Le pauvre le bénit, et le riche l’estime ;
Et souvent deux mortels, l’un de l’autre ennemis,
S’embrassent à sa table et retournent amis.
Honorez ses travaux. Que son logis antique,
Par vous rendu décent et non pas magnifique,
Au dedans des vertus renfermant les trésors,
D’un air de propreté s’embellisse au dehors :
La pauvreté dégrade, et le faste révolte.
Partagez avec lui votre riche récolte ;
Ornez son sanctuaire et parez son autel.
Liguez-vous saintement pour le bien mutuel :
Et quel spectacle, ô dieu, vaut celui d’un village
Qu’édifie un pasteur, et que console un sage ?
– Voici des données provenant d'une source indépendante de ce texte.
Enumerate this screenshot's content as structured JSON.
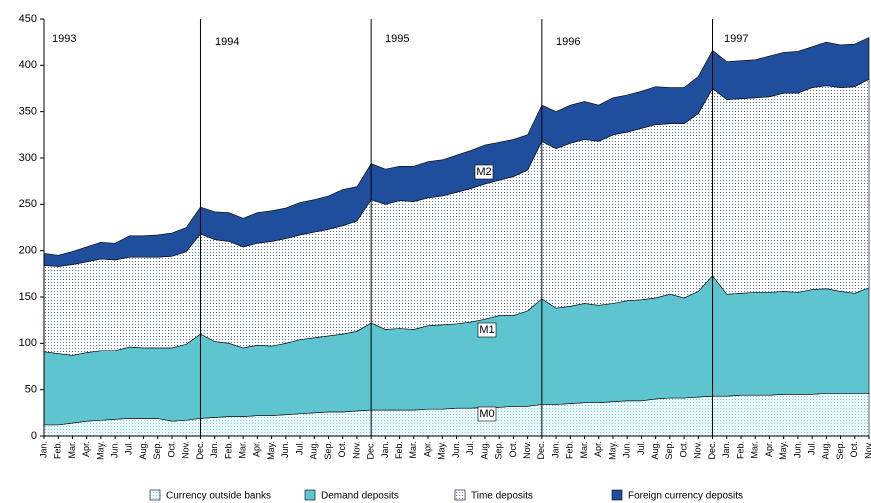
{
  "chart_data": {
    "type": "stacked_area",
    "categories": [
      "Jan.",
      "Feb.",
      "Mar.",
      "Apr.",
      "May.",
      "Jun.",
      "Jul.",
      "Aug.",
      "Sep.",
      "Oct.",
      "Nov.",
      "Dec.",
      "Jan.",
      "Feb.",
      "Mar.",
      "Apr.",
      "May.",
      "Jun.",
      "Jul.",
      "Aug.",
      "Sep.",
      "Oct.",
      "Nov.",
      "Dec.",
      "Jan.",
      "Feb.",
      "Mar.",
      "Apr.",
      "May.",
      "Jun.",
      "Jul.",
      "Aug.",
      "Sep.",
      "Oct.",
      "Nov.",
      "Dec.",
      "Jan.",
      "Feb.",
      "Mar.",
      "Apr.",
      "May.",
      "Jun.",
      "Jul.",
      "Aug.",
      "Sep.",
      "Oct.",
      "Nov.",
      "Dec.",
      "Jan.",
      "Feb.",
      "Mar.",
      "Apr.",
      "May.",
      "Jun.",
      "Jul.",
      "Aug.",
      "Sep.",
      "Oct.",
      "Nov."
    ],
    "years": [
      "1993",
      "1994",
      "1995",
      "1996",
      "1997"
    ],
    "aggregate_labels": [
      "M0",
      "M1",
      "M2"
    ],
    "series": [
      {
        "name": "Currency outside banks",
        "color": "#7fcfdc",
        "fill_style": "dotted",
        "values": [
          12,
          12,
          14,
          16,
          17,
          18,
          19,
          19,
          19,
          16,
          17,
          19,
          20,
          21,
          21,
          22,
          22,
          23,
          24,
          25,
          26,
          26,
          27,
          28,
          28,
          28,
          28,
          29,
          29,
          30,
          30,
          31,
          31,
          32,
          32,
          34,
          34,
          35,
          36,
          36,
          37,
          38,
          38,
          40,
          41,
          41,
          42,
          43,
          43,
          44,
          44,
          44,
          45,
          45,
          45,
          46,
          46,
          46,
          46
        ]
      },
      {
        "name": "Demand deposits",
        "color": "#5ec4cf",
        "fill_style": "solid",
        "values": [
          79,
          77,
          73,
          74,
          75,
          74,
          77,
          76,
          76,
          79,
          82,
          91,
          82,
          79,
          74,
          76,
          75,
          77,
          80,
          81,
          82,
          84,
          86,
          94,
          87,
          88,
          87,
          90,
          91,
          91,
          93,
          95,
          99,
          98,
          103,
          114,
          104,
          105,
          107,
          105,
          106,
          108,
          109,
          109,
          112,
          108,
          114,
          130,
          110,
          110,
          111,
          111,
          111,
          110,
          113,
          113,
          110,
          108,
          114
        ]
      },
      {
        "name": "Time deposits",
        "color": "#5a78c0",
        "fill_style": "dotted",
        "values": [
          93,
          94,
          98,
          98,
          99,
          98,
          97,
          98,
          98,
          99,
          100,
          108,
          110,
          110,
          109,
          110,
          113,
          113,
          113,
          114,
          115,
          117,
          119,
          133,
          135,
          138,
          138,
          138,
          139,
          142,
          144,
          146,
          146,
          150,
          152,
          170,
          172,
          176,
          177,
          177,
          182,
          182,
          185,
          187,
          184,
          188,
          192,
          202,
          210,
          210,
          210,
          211,
          214,
          215,
          218,
          219,
          220,
          223,
          225
        ]
      },
      {
        "name": "Foreign currency deposits",
        "color": "#1f4e9c",
        "fill_style": "solid",
        "values": [
          13,
          12,
          14,
          16,
          18,
          18,
          23,
          23,
          24,
          25,
          26,
          29,
          30,
          31,
          31,
          33,
          33,
          33,
          35,
          35,
          36,
          39,
          37,
          39,
          38,
          37,
          38,
          39,
          39,
          40,
          41,
          42,
          41,
          40,
          38,
          39,
          40,
          41,
          41,
          39,
          40,
          40,
          40,
          41,
          39,
          39,
          40,
          41,
          41,
          41,
          41,
          44,
          44,
          45,
          44,
          47,
          46,
          46,
          45
        ]
      }
    ],
    "ylim": [
      0,
      450
    ],
    "yticks": [
      0,
      50,
      100,
      150,
      200,
      250,
      300,
      350,
      400,
      450
    ]
  }
}
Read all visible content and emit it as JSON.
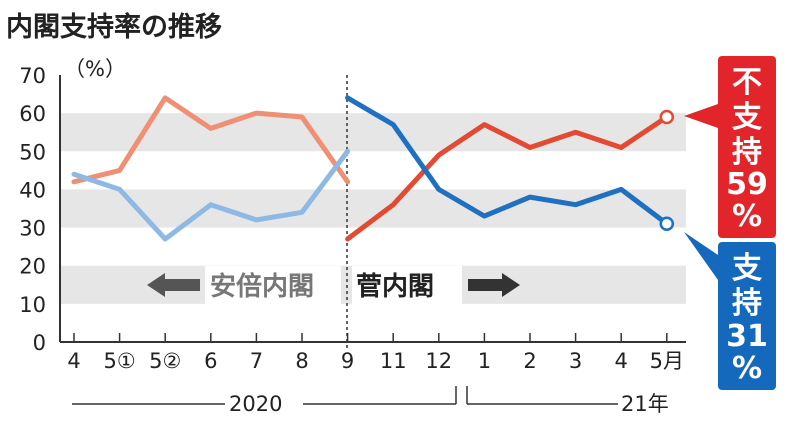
{
  "chart_data": {
    "type": "line",
    "title": "内閣支持率の推移",
    "unit": "（%）",
    "ylim": [
      0,
      70
    ],
    "yticks": [
      "0",
      "10",
      "20",
      "30",
      "40",
      "50",
      "60",
      "70"
    ],
    "categories": [
      "4",
      "5①",
      "5②",
      "6",
      "7",
      "8",
      "9",
      "11",
      "12",
      "1",
      "2",
      "3",
      "4",
      "5月"
    ],
    "year_labels": [
      "2020",
      "21年"
    ],
    "era_labels": {
      "abe": "安倍内閣",
      "suga": "菅内閣"
    },
    "series": [
      {
        "name": "不支持",
        "segments": [
          {
            "era": "abe",
            "values": [
              42,
              45,
              64,
              56,
              60,
              59,
              42
            ],
            "color": "#ef8f74"
          },
          {
            "era": "suga",
            "values": [
              27,
              36,
              49,
              57,
              51,
              55,
              51,
              59
            ],
            "color": "#e24a33"
          }
        ]
      },
      {
        "name": "支持",
        "segments": [
          {
            "era": "abe",
            "values": [
              44,
              40,
              27,
              36,
              32,
              34,
              50
            ],
            "color": "#8eb9e5"
          },
          {
            "era": "suga",
            "values": [
              64,
              57,
              40,
              33,
              38,
              36,
              40,
              31
            ],
            "color": "#1f70c1"
          }
        ]
      }
    ],
    "callouts": {
      "disapprove": {
        "label": "不支持",
        "value": "59",
        "pct": "%",
        "color": "#e2252b"
      },
      "approve": {
        "label": "支持",
        "value": "31",
        "pct": "%",
        "color": "#1569bd"
      }
    },
    "grid_bands": true
  }
}
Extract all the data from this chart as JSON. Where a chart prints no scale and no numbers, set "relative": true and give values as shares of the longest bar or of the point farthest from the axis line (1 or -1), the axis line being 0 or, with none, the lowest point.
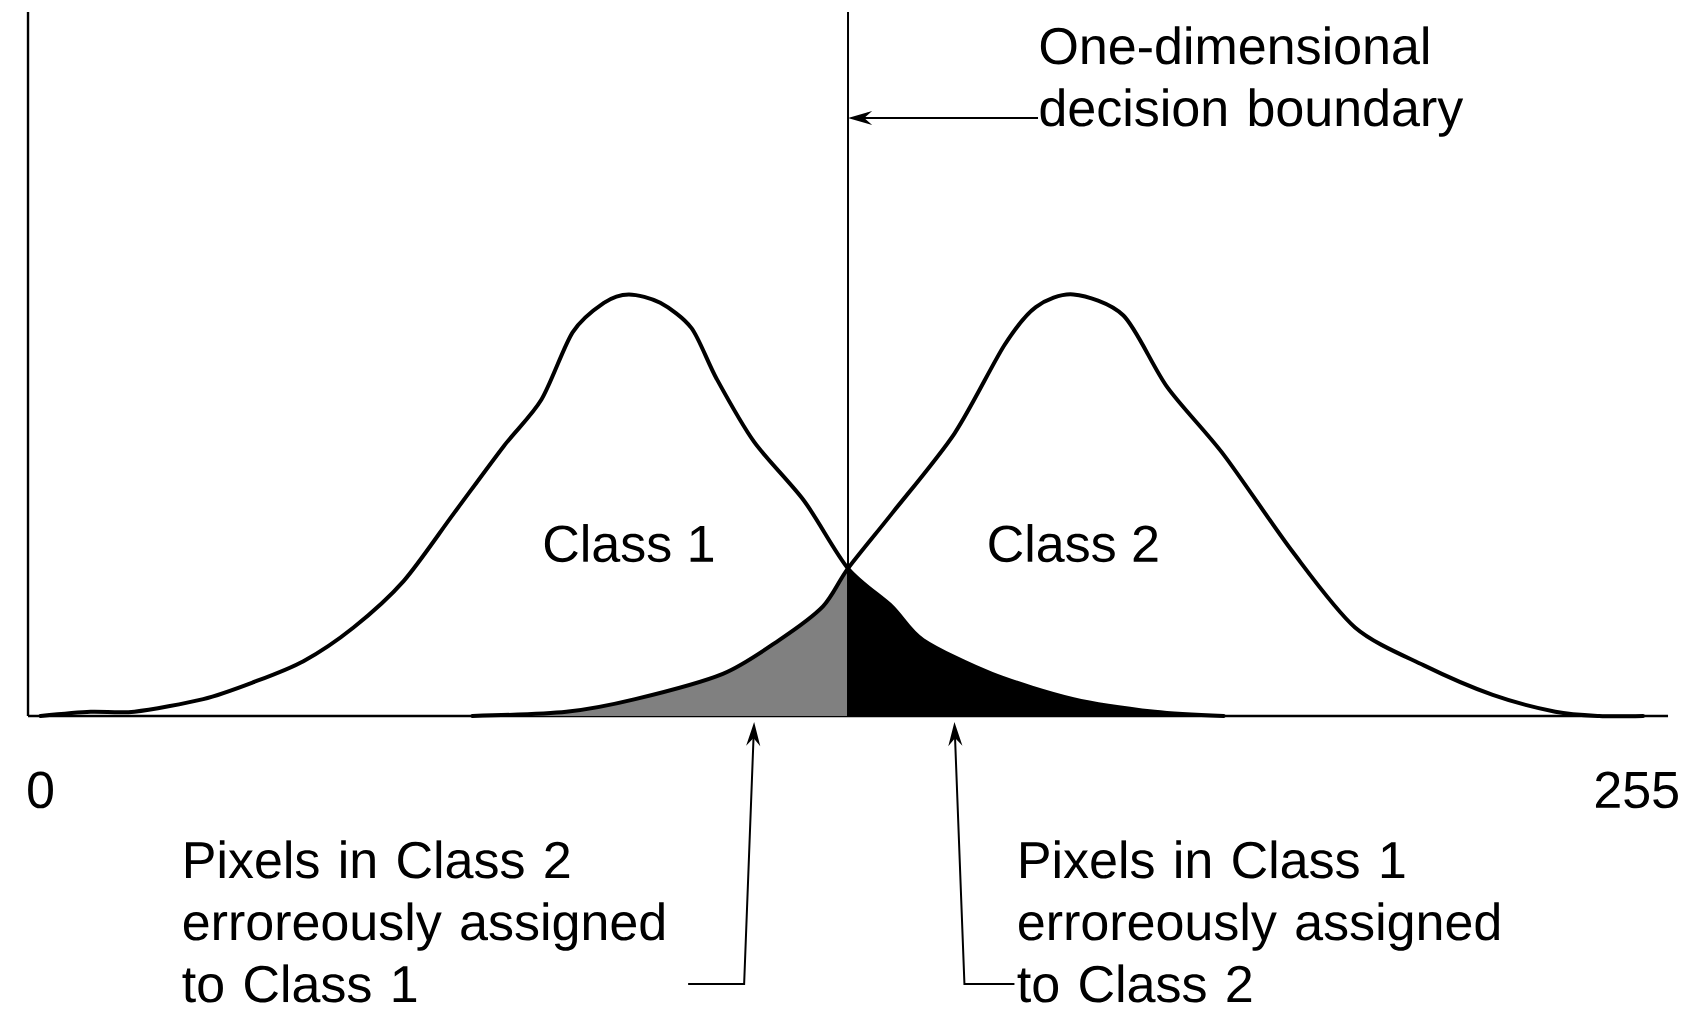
{
  "chart_data": {
    "type": "line",
    "relative": true,
    "xlim": [
      -2,
      260
    ],
    "xticks": [
      0,
      255
    ],
    "marker": "none",
    "series": [
      {
        "name": "Class 1",
        "color": "#000000",
        "x": [
          0,
          8,
          15,
          26,
          34,
          42,
          50,
          58,
          66,
          74,
          80,
          85,
          90,
          94,
          99,
          104,
          108,
          114,
          122,
          129,
          136,
          141,
          152,
          165,
          178,
          189
        ],
        "values": [
          0,
          0.01,
          0.01,
          0.04,
          0.08,
          0.13,
          0.21,
          0.32,
          0.48,
          0.64,
          0.75,
          0.91,
          0.98,
          1,
          0.98,
          0.92,
          0.8,
          0.65,
          0.51,
          0.35,
          0.26,
          0.18,
          0.1,
          0.04,
          0.01,
          0
        ]
      },
      {
        "name": "Class 2",
        "color": "#000000",
        "x": [
          69,
          84,
          95,
          109,
          118,
          125,
          129,
          136,
          146,
          154,
          159,
          165,
          173,
          180,
          189,
          200,
          210,
          221,
          232,
          242,
          249,
          256
        ],
        "values": [
          0,
          0.01,
          0.04,
          0.1,
          0.18,
          0.26,
          0.35,
          0.48,
          0.67,
          0.88,
          0.97,
          1,
          0.95,
          0.78,
          0.62,
          0.39,
          0.21,
          0.12,
          0.05,
          0.01,
          0,
          0
        ]
      },
      {
        "type": "area",
        "color": "#808080",
        "x": [
          69,
          84,
          95,
          109,
          118,
          125,
          129
        ],
        "values": [
          0,
          0.01,
          0.04,
          0.1,
          0.18,
          0.26,
          0.35
        ]
      },
      {
        "type": "area",
        "color": "#000000",
        "x": [
          129,
          136,
          141,
          152,
          165,
          178,
          189
        ],
        "values": [
          0.35,
          0.26,
          0.18,
          0.1,
          0.04,
          0.01,
          0
        ]
      }
    ],
    "ref_lines": [
      {
        "axis": "x",
        "value": 129,
        "label": "One-dimensional decision boundary",
        "color": "#000000"
      }
    ],
    "annotations": [
      {
        "text": "Pixels in Class 2 erroreously assigned to Class 1",
        "x": 114,
        "y": 0
      },
      {
        "text": "Pixels in Class 1 erroreously assigned to Class 2",
        "x": 146,
        "y": 0
      }
    ]
  }
}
Non, Rome subjuguant l’univers abattu,
Ne vaut pas un hameau qu’habite la vertu,
Où les bienfaits de l’un, de l’autre les prières,
Sont les trésors du pauvre et l’espoir des chaumières.
Il est dans le village une autre autorité,
C’est des fils du hameau le pédant redouté.
Muse, baisse le ton, et sans être grotesque,
Peins des fils du hameau le mentor pédantesque.
Bientôt j’enseignerai comment un soin prudent
Peut de ce grave emploi seconder l’ascendant.
Mais le voici : son port, son air de suffisance,
Marquent dans son savoir sa noble confiance.